At the center of this constellation was one very bright star, which Champlain called by a single old-fashioned word. It was absolutely fundamental to Champlain’s sense of himself. In his last years, he wrote simply, “Ie suis honneste homme; I am an honest man.”23 He spelled it in the old-fashioned way that was close to its simple Latin root,honestas, but there was nothing simple about its meaning. In French it inspired a vocabulary of related words: honneste, honnête, honnêteté. As in English it meant speaking truthfully, not only in a sense of telling no lies, but also with a broader sense of speaking candidly. Honesty was also a form of conduct. It meant acting fairly and reasonably, and not taking advantage of another person. “Honnête” also had another meaning in Champlain’s French. “Honnête homme” is defined in Le Grand Robert as an homme du monde, agréable et distingué par les manières comme par l’esprit; a man of the world, agreeable and distinguished by his manners as well as by his spirit.24
This quality had a special prominence in the thinking of Champlain’s younger French contemporaries. Blaise Pascal (1623–1662) wrote of another in his Pensées, “He is an honnête homme; only this universal quality pleases me.” Another French writer explained, “L’honnête homme est à sa place partout; the honest man is at home everywhere.” He acquits himself in everything with a superiority that has no technique or artifice about it, but is always natural and easy.
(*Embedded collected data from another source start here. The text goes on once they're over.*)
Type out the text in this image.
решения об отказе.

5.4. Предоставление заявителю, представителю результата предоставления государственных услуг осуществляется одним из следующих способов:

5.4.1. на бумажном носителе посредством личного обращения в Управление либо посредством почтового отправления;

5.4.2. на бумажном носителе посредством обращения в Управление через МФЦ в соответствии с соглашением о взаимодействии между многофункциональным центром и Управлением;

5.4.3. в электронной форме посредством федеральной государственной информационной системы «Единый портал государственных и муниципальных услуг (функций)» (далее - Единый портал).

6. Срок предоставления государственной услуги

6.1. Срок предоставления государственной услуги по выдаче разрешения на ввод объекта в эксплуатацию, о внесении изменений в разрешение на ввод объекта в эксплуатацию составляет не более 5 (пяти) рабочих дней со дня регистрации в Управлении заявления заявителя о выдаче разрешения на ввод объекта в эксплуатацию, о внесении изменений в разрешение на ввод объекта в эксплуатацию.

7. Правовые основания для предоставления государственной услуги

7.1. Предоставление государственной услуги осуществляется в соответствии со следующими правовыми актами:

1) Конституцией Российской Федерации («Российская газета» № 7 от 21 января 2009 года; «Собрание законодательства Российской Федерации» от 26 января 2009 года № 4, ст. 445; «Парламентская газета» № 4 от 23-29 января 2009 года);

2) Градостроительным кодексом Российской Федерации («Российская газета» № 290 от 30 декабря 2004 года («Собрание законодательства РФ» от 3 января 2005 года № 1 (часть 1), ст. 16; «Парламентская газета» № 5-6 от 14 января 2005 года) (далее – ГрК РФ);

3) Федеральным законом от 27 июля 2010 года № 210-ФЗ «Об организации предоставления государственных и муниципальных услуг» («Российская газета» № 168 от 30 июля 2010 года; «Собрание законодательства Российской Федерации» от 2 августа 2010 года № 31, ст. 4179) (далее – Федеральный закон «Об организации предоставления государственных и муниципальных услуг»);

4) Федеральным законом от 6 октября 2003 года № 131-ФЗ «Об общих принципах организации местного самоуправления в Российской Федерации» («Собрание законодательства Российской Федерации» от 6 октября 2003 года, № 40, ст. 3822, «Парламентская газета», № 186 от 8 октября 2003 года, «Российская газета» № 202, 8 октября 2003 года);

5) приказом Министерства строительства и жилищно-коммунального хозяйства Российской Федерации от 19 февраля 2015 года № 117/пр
An honnête homme was also a man of honneur, an even more complex idea. On one level, “honneur” meant a pride of reputation for doing the right thing in the right way. But more than that, it spoke of a person of any rank or gender who always tried to act in such a way as to deserve a reputation for doing the right thing. Most of all, it was an idea of integrity of such strength that one always tried to act in an upright way, even though one often fell short. To study Champlain’s Voyages with this treatise in mind is to discover the integrity of this ethical ideal, and the strength of his determination to serve it.